I have been trained and have work-experience in many different approaches, this means that I can be flexible and customise your care-plan.

How will I know when I don’t need therapy any more?
The effects of therapy are long-lasting and cannot always be felt straight away. You may feel worse initially but as time goes on the process of therapy will help you and it will become clear to both of us when you are ready to stop therapy.

Will I have to tell you about my dreams?
Sometimes our dreams can tell us something about our unconscious processes and this may be helpful to some people with regard to their desires and needs. However, if you do not want to talk about your dreams, you don’t have to.

Will I have to tell you all about my childhood?
This can be helpful and with most therapeutic approaches, a proper assessment of your presenting problems can be made by looking into what has contributed to how you act, think and feel at present.


Do I have to receive therapy three times a week?
No, this is solely done in psycho-analytical approaches where it is seen as helpful. However, my approach sees once a week or less as sufficient.

Will what I tell you stay confidential?
Yes, unless you tell me that you want to harm yourself or if you know of someone who wants to harm you. In the latter case I will need to disclose this information to third parties such as your GP.

Can I get my medical insurance to pay for your sessions?
If you have medical insurance you should check this with your insurer.

Can I get my employer to pay for your sessions?
This may be possible if, for example, you are seeking help to be more effective in the work-place.

Can I receive sessions at my home or my work?
No, I am unable to see you at your home or work.
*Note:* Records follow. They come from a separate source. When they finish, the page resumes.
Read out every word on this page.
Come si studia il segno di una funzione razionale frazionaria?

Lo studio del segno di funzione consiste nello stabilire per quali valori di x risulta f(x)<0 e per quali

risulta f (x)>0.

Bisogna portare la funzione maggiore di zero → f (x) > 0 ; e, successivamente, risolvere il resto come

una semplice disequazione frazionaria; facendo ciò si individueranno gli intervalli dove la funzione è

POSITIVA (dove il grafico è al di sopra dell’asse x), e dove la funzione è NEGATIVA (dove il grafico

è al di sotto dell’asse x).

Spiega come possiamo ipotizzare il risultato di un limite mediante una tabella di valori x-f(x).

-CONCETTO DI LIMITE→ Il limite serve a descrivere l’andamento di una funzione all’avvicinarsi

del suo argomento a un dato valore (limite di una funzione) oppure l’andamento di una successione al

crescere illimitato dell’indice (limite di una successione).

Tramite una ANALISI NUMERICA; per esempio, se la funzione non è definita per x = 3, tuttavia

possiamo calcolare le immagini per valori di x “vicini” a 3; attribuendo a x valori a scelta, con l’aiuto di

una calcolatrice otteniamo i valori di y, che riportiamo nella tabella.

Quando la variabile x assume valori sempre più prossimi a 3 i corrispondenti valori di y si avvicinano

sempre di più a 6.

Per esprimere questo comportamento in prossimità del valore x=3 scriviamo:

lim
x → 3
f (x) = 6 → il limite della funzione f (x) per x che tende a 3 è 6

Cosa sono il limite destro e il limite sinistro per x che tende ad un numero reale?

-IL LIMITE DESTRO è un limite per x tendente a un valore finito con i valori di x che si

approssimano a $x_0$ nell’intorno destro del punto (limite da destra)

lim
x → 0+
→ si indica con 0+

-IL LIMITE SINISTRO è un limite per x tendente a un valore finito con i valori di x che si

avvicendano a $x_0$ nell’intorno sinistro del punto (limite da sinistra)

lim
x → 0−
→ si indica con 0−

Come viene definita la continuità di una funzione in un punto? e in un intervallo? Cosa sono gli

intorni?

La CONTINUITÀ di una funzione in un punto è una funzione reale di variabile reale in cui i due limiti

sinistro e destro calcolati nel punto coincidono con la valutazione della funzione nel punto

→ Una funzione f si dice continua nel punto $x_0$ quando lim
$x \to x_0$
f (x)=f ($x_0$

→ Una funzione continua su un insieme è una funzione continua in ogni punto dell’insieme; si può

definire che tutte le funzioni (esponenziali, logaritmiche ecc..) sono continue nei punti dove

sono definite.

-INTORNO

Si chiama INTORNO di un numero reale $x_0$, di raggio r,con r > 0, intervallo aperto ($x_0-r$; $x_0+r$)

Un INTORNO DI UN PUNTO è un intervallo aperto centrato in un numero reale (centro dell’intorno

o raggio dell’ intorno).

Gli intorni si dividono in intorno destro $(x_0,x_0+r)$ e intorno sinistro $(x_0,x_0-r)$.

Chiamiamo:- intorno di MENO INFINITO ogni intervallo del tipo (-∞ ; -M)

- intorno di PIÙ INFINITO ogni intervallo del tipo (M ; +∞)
I don’t want therapy but my partner tells me I need it. Should I?
Optimum benefit will be gained from therapy if you really want it and you are ready and willing to commit fully. If you were to come to therapy because your partner tells you to do so but your heart is not in it, it potentially will not have the same positive effects.

Can I see you with my partner?
I prefer individual therapy sessions but if your issues require your family or partner to attend for one or two sessions I will be willing to accommodate this.